The motion capture data were filtered and segmented into Reach, Grasp, Transport, and Release phases, as outlined by Valevicius et al. (24). The duration of each phase and relative duration of each phase were calculated. For the simulated and myoelectric prosthetic hands, a rigid body was created using the respective hand markers (the three markers on the side of the simulated prosthesis, shown in Fig. 2a, or the four markers on the back of the myoelectric prostheses, shown in Fig. 2b). Then, a virtual rectangular prism was created to represent the hand object, relative to the rigid body but with an offset so its position would be representative of the simulated or myoelectric hand’s position. Hand movement measures were calculated using the centre of the virtual hand object’s three-dimensional position and its velocity. Time-normalized plots of hand velocity were generated, as described by Valevicius et al. (24). Hand movement measures of peak hand velocity, percent-to-peak hand velocity, hand distance travelled, hand trajectory variability (maximum of three-dimensional standard deviation at each point in time), and number of movement units (number of velocity peaks) were calculated for each Reach-Grasp and Transport-Release movement segment, as per Valevicius et al. (24). Grip aperture was measured as the distance between the index and thumb markers, and time-normalized plots of grip aperture were generated, as described by Valevicius et al. (24). Angular kinematics of the shoulder and trunk degrees of freedom (DOFs) were calculated, as outlined by Boser et al. (31).
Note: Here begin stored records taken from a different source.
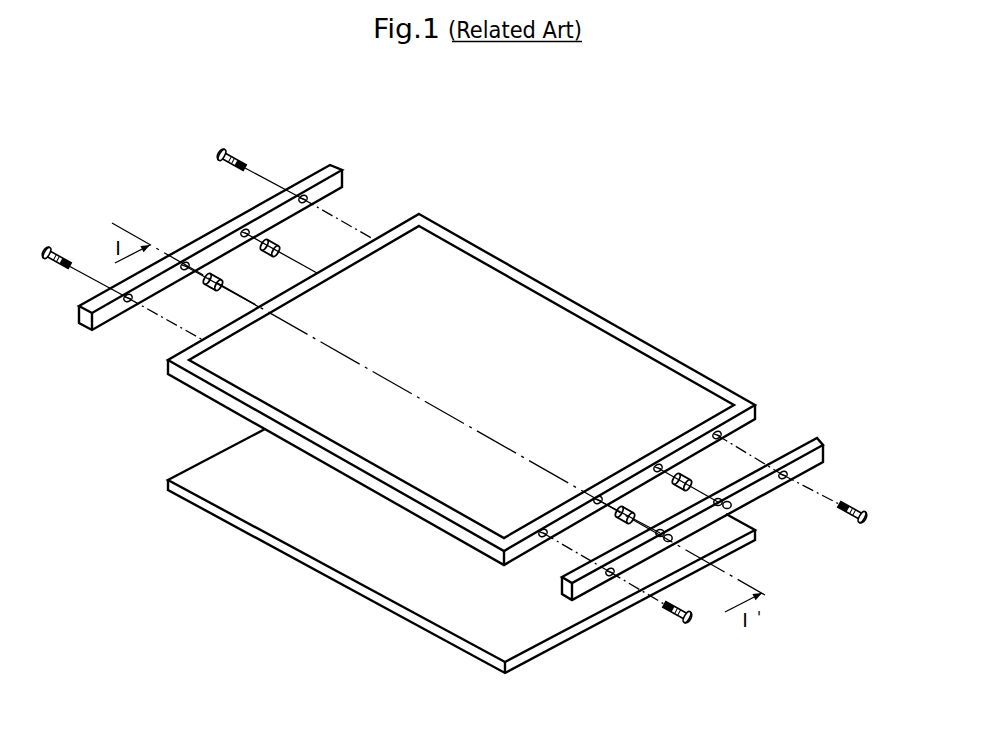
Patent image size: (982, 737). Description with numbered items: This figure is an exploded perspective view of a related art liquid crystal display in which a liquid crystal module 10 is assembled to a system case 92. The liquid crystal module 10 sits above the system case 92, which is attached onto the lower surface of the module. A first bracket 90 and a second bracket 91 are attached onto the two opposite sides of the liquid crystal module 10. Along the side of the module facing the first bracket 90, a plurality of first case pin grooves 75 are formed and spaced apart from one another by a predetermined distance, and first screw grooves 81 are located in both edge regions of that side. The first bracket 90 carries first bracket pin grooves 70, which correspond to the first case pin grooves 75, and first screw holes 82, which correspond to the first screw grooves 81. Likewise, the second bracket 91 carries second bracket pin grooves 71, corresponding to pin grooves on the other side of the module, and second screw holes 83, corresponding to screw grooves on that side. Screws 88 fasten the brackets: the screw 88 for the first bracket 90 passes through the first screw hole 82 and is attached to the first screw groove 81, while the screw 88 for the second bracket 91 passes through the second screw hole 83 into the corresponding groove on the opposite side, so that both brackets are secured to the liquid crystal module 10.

The liquid crystal module 10 is at (593, 263).
The first bracket pin grooves 70 is at (670, 542).
The second bracket pin grooves 71 is at (244, 236).
The first case pin grooves 75 is at (663, 468).
The first screw grooves 81 is at (722, 436).
The first screw holes 82 is at (789, 480).
The second screw holes 83 is at (309, 199).
The screws 88 is at (219, 151).
The first bracket 90 is at (817, 438).
The second bracket 91 is at (330, 169).
The system case 92 is at (352, 545).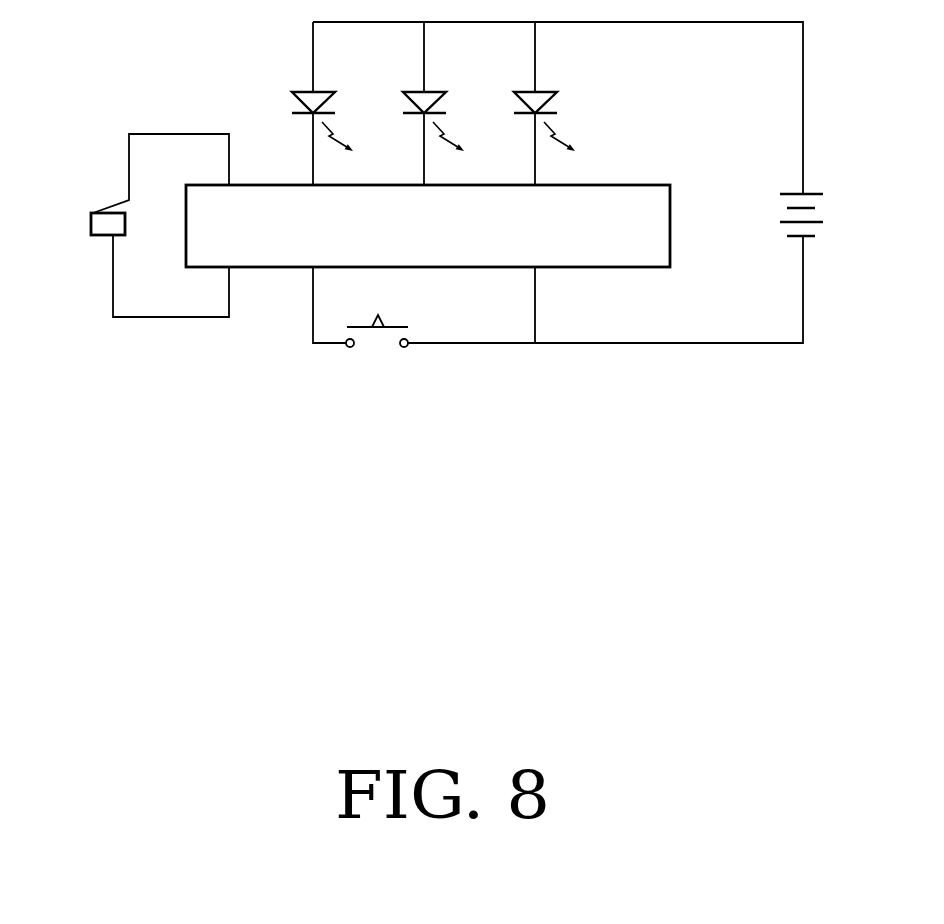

For each task movement (Movements 1, 2, and 3), ranges of motion (ROMs) were calculated for shoulder and trunk DOFs.
Data Analysis
The three MP participants were represented as individual case studies and mean values across trials for each measure were calculated separately for P1, P2, and P3. For the population of SP participants, an overall mean value was calculated for each measure by averaging across trials and participants.
To show that the SP participants exhibited movement strategies that were different from normative movement patterns, they were compared to the mean values of non-disabled individuals, collected by Valevicius et al. (24, 25). Both datasets followed a normal distribution for each measure, as determined through the use of the Kolmogorov-Smirnov test. To investigate differences between these two groups, a series of mixed analyses of variance (ANOVAs) and pairwise comparisons were conducted for each measure and task. Mixed ANOVA group effects or interactions involving group were followed up with either an additional mixed ANOVA or pairwise comparisons between groups if the Greenhouse-Geisser corrected p value was less than 0.05. Pairwise comparisons were considered to be significant if the Bonferroni corrected p value was less than 0.05.
The MP participants were individually compared to the normative baseline. Based on the commonly used convention of defining the normative reference range as two standard deviations above and below the mean (32), the individual P1, P2, and P3 mean values were judged, for each measure, as different from that of the normative baseline if they fell outside of 2 standard deviations (between-participant) of the corresponding normative mean. The aim was to observe the differences in the SP participants compared to the normative baseline, and the differences in the MP participants compared to the normative baseline, to identify similar compensatory strategies.